As you know, many older homes have problems with periodic basement seepage or dampness, especially along the floor slab. The manufactured product you are proposing buying addresses both the comfort issue and the moisture issue integral to its design. Because the synthetic backing material has raised dimples, it will allow a small amount of moisture to drain away from the point of entry, preventing damage to the subfloor. Also, the plastic dimple layer provides a thermal break between the concrete and OSB and the airspace between the dimples combine to warm the floor considerably. This allows for installation of carpet or other floor coverings without the concerns of moisture damage or mould growth due to condensation.
In reading the installation instructions for these tongue-and-groove panels, you should notice they call for small areas to be cut in the surface, around the perimeter of the finished floor. These holes act as vents and should allow a small amount of moisture that may build up under the plastic to escape. This airflow should prevent excessive condensation and efflorescence. If there is no moisture buildup under the floor, then there will be poor conditions for mould growth. The efflorescence itself is harmless, and will not contribute to any larger mould problems.
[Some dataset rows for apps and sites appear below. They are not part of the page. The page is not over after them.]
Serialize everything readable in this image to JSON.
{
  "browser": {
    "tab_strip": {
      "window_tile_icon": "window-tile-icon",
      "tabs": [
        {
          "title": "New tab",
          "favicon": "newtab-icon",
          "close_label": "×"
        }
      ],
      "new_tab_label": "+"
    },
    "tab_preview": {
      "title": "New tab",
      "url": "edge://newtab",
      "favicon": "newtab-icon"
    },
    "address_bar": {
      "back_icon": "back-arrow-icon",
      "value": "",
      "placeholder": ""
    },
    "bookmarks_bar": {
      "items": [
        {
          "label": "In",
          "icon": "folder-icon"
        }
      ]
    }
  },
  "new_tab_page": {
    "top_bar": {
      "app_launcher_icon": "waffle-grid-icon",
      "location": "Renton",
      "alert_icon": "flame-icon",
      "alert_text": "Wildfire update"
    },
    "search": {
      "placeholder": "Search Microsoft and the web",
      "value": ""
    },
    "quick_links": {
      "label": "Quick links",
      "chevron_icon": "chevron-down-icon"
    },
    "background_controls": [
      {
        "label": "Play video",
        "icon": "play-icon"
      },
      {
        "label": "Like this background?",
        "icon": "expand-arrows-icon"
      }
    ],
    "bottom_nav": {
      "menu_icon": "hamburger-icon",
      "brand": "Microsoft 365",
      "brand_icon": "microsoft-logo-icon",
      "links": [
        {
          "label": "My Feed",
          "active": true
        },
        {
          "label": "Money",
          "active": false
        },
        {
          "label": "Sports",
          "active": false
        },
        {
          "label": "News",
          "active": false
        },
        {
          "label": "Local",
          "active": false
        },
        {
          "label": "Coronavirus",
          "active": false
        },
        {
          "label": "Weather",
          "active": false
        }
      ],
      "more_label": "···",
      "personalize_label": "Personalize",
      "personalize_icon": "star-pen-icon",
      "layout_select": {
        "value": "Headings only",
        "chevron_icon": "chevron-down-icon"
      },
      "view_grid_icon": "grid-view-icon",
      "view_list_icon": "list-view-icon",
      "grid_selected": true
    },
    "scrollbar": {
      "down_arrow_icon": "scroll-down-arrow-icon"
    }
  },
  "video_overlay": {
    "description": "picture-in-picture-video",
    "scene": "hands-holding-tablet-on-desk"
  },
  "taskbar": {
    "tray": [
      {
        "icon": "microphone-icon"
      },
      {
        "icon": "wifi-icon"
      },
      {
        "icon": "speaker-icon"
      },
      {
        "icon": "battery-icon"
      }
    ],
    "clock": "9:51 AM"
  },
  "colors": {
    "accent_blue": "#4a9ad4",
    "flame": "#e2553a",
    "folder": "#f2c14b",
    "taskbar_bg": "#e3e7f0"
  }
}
Installing this type of system in a large portion of my own basement over four years ago, I have been very pleased with the performance. As with many homeowners in homes over 60 years old, I have experienced seepage in recent years, previous to having had foundation waterproofing done more than a year ago. Some of the seepage did occur in the area where the subfloor was installed, and I have had no serious problems after the water was mopped and dried up. Since I am still in the process of developing my basement, and may never find the time to fully complete it, I have left the subfloor uncovered. The surface has been trampled upon by numerous teenagers and other than some slight separation of the individual squares at the edges where it is not complete, it has held up remarkably well.
The only drawback to this style of subfloor is that it can be difficult to level on a very uneven floor slab. Many homes in our area may have substantially heaved or settled concrete floors and installation of this type of “floating floor” may be tricky in those homes. Installing drywall should present no additional concerns if you leave the bottom of the sheets slightly above the subfloor. That should allow for some movement and not coming into contact with the cool concrete will prevent wicking up moisture.
All in all, installation of this style of tongue-and-groove-style subfloor may be ideal for your basement and removal of some panels should be relatively easy if future problems do occur.